The speeds of metal-oxide-semiconductor (MOS) transistors are closely related to the drive currents of the MOS transistors, which drive currents are further closely related to the mobility of charges. For example, NMOS transistors have high drive currents when the electron mobility in their channel regions is high, while PMOS transistors have high drive currents when the hole mobility in their channel regions is high.
Germanium is a commonly known semiconductor material. The electron mobility and hole mobility of germanium are greater (2.6 times and 4 times, respectively) than that of silicon, which is the most commonly used semiconductor material in the formation of integrated circuits. Hence, germanium is an excellent material for forming integrated circuits. An additional advantageous feature of germanium is that germanium's hole and electron motilities have a greater stress sensitivity than that of silicon. For example, FIG. 1 illustrates the hole mobility of germanium and silicon as a function of uni-axial compressive stresses. It is noted that with the increase in the compressive stress, the hole mobility of germanium increases at a faster rate than silicon, indicating that germanium-based PMOS devices have a greater potential to have high drive currents than silicon-based PMOS devices. Similarly, FIG. 2 illustrates the electron mobility of germanium and silicon as functions of uni-axial tensile stresses. It is noted that with the increase in the tensile stress, the electron mobility of germanium increases at a faster rate than that of silicon, indicating that germanium-based NMOS devices have a greater potential to have high drive currents than silicon-based NMOS devices.
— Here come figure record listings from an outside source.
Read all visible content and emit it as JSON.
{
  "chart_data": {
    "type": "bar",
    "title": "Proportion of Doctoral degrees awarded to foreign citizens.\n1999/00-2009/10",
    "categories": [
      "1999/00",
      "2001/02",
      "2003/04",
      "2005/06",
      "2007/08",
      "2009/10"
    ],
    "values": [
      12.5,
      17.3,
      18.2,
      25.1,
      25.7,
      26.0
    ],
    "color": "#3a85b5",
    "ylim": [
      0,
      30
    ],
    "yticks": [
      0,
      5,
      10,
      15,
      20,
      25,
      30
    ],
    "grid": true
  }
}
Germanium, however, also suffers from drawbacks. The bandgap of germanium is 0.66 eV, which is smaller than the bandgap of silicon (1.12 eV). This means that the substrate leakage currents of germanium-based MOS devices are high. In addition, the dielectric constant of germanium is 16, and is greater than the dielectric constant of silicon (11.9). Accordingly, the drain-induced barrier lowering (DIBL) of germanium-based MOS devices is also higher than that of silicon-based MOS devices.